A Framework for Response Surface Methodology for
H. Gonda Neddermeijer, Gerrit J. van Oortmarssen, Nanda Piersma, and Rommert Dekker (Erasmus University Rotterdam)
We develop a framework for automated optimization of stochastic simulation models using Response Surface Methodology. The framework is especially intended for simulation models where the calculation of the corresponding stochastic response function is very expensive or time-consuming. Response Surface Methodology is frequently used for the optimization of stochastic simulation models in a non-automated fashion. In scientific applications there is a clear need for a standardized algorithm based on Response Surface Methodology. In addition, an automated algorithm is less time-consuming, since there is no need to interfere in the optimization process. In our framework for automated optimization we describe the many choices that have to be made in constructing such an algorithm.
Mathematics for Simulation
Shane G. Henderson (University of Michigan)
I survey several mathematical techniques and results that are useful in the context of stochastic simulation. The concepts are introduced through the study of a simple model of ambulance operation to ensure clarity, concreteness and cohesion.
On Hybrid Combination of Queueing and Simulation
Nico M. van Dijk (University of Amsterdam / Incontrol Business Engineers)
"Should we pool separate queues into a single queue or not?" A question as practical as for daily-life situations such as at a bank, a hospital or a service center as well as for technical applications such as in manufacturing or telecommunications (multi-plexing). A question that involves fundamental insights of queuing theory. A question that is still open for research. A question that in realistic situations not only benefits from but even requires a hybrid combination of analysis and simulation.
Using Simulation for Option Pricing
John M. Charnes (The University of Kansas)
Monte Carlo simulation is a popular method for pricing financial options and other derivative securities because of the availability of powerful workstations and recent advances in applying the tool. The existence of easy-to-use software makes simulation accessible to many users who would otherwise avoid programming the algorithms necessary to value derivative securities. This paper presents examples of option pricing and variance reduction, and demonstrates their implementation with Crystal Ball 2000, a spreadsheet simulation add-in program.
Creating Distributed Simulation Using DEVS
Bernard P. Zeigler and Hessam S. Sarjoughian (University of Arizona)

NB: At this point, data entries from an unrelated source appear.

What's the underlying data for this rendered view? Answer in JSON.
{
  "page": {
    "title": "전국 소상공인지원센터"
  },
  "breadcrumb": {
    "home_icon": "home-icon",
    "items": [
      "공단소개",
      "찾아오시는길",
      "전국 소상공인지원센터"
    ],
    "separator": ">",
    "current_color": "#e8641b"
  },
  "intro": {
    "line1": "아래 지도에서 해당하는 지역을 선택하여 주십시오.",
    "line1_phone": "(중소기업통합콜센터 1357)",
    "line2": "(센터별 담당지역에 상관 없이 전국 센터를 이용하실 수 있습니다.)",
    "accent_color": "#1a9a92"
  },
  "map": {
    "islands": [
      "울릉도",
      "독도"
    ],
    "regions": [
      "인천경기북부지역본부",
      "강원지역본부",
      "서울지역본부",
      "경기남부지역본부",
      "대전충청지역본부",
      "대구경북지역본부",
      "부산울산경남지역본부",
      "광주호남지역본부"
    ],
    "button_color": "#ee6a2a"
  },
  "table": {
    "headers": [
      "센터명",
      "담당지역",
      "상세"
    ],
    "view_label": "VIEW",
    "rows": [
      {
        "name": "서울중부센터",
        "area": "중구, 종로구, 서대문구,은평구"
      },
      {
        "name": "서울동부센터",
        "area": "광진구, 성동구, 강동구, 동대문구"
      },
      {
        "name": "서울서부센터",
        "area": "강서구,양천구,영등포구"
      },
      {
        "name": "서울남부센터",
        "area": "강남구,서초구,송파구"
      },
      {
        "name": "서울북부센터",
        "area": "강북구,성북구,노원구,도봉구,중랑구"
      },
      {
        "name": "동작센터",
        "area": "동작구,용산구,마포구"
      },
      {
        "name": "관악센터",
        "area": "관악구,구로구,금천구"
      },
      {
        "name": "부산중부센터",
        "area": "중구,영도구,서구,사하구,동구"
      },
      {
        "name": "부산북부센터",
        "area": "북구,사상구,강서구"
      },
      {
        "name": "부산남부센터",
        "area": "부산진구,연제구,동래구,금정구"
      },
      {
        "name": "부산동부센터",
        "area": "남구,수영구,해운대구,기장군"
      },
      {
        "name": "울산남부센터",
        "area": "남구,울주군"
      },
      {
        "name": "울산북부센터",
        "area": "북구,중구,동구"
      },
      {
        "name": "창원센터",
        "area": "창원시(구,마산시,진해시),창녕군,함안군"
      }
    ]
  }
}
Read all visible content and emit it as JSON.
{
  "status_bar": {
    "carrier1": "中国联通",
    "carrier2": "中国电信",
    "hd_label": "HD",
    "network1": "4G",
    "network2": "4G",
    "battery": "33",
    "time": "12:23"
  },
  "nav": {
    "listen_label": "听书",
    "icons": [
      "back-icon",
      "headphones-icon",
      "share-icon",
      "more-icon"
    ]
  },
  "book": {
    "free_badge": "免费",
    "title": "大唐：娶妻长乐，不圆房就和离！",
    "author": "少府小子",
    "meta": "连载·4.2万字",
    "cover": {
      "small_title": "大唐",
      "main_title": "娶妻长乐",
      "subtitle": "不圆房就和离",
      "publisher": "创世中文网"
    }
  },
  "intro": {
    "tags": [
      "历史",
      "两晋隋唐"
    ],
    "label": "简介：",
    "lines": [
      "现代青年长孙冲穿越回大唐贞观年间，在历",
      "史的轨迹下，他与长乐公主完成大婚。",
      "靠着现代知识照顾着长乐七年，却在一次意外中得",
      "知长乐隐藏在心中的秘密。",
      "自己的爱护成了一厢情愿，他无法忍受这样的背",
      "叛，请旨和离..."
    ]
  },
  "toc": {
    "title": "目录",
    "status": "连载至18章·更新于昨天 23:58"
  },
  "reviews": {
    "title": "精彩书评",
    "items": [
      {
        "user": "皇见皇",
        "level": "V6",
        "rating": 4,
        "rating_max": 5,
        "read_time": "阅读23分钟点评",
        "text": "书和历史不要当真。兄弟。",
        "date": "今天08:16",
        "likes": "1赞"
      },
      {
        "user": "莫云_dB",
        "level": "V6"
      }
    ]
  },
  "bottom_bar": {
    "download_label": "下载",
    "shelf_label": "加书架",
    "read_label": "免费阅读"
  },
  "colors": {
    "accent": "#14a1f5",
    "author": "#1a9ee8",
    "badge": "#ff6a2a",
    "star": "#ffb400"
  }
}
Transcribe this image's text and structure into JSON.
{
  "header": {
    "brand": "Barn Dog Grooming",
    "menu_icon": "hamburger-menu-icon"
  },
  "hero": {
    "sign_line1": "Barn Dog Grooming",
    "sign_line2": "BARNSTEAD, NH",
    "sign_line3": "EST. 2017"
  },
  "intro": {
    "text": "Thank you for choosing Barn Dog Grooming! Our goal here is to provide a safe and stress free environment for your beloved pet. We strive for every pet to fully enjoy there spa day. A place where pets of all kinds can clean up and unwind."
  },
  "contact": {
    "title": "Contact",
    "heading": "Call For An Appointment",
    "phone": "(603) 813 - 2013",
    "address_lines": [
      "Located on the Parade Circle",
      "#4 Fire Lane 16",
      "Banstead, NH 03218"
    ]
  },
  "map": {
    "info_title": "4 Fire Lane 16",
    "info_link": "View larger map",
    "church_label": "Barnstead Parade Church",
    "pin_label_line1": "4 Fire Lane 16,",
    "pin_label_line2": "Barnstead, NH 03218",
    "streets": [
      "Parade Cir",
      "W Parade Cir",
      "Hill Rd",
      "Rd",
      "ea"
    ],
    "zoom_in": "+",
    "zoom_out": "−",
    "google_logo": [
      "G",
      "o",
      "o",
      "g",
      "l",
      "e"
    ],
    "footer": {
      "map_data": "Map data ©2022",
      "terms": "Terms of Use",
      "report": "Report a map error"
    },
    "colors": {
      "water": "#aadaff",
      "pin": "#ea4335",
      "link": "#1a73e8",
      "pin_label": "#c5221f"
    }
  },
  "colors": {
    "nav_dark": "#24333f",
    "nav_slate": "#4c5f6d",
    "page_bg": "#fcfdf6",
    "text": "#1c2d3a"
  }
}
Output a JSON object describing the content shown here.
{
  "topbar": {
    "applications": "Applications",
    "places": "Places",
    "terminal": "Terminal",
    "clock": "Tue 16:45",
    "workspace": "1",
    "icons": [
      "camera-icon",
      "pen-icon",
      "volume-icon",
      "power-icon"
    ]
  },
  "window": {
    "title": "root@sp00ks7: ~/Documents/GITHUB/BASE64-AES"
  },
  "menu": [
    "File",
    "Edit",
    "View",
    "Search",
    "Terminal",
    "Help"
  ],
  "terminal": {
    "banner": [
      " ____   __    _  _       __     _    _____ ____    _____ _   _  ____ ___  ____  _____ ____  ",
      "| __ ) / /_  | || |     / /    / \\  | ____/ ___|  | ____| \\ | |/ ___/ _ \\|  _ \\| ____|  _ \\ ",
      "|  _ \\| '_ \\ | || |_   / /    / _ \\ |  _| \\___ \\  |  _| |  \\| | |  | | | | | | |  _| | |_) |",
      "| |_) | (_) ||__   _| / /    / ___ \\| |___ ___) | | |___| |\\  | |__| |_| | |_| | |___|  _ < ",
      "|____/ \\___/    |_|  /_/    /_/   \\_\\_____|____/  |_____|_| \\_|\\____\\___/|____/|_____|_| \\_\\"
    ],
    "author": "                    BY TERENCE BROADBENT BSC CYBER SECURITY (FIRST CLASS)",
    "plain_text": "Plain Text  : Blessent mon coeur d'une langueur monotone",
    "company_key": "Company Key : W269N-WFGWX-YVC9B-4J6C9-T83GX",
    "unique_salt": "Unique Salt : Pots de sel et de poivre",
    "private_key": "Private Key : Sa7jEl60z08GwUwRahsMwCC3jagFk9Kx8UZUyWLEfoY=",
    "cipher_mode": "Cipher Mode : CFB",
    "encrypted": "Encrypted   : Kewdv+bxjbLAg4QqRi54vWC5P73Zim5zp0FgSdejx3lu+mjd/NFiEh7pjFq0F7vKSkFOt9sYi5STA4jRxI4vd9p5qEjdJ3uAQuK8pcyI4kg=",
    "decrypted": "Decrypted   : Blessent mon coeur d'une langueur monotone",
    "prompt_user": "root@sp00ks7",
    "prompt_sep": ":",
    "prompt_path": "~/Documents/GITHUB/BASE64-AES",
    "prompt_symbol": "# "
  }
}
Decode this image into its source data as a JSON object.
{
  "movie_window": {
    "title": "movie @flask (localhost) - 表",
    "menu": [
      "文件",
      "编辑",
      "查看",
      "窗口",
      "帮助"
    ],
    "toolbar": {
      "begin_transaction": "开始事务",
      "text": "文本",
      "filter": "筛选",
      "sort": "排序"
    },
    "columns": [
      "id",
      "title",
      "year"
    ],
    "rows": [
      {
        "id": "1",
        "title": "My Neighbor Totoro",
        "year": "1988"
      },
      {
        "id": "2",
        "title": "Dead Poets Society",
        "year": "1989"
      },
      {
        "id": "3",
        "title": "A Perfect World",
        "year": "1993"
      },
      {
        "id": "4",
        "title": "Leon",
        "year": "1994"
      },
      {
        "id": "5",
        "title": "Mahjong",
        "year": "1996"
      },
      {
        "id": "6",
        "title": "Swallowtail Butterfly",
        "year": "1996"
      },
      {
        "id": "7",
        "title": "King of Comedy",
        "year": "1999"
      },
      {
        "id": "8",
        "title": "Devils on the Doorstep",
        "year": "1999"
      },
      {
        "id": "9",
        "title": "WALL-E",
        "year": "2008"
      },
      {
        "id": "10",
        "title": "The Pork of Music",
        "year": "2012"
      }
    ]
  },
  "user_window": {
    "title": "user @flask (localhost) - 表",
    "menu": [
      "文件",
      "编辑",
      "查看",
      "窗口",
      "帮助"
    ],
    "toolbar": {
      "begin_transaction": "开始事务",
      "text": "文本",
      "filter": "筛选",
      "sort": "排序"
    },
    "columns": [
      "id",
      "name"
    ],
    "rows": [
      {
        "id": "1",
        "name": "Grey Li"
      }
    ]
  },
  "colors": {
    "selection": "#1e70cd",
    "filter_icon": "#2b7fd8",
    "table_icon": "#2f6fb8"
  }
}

We briefly review the theory of modeling and simulation and its support for constructing distributed simulations. Formal representation of simulation models can contribute to a number of aspects in the modeling and simulation enterprise. Separation of models from simulation execution engines is a prerequisite transferring model among phases of a project as well as from project to project. The Discrete Event System Specification (DEVS) formalism, drawing on its system theoretic basis, provides a number of important properties such as hierarchical, modular composition, universality and uniqueness that can support development of simulation models and environments their development. An layered architecture for supporting comprehensive M&S environments is discussed that unifies the theoretical framework with implementation in distributed computational environments.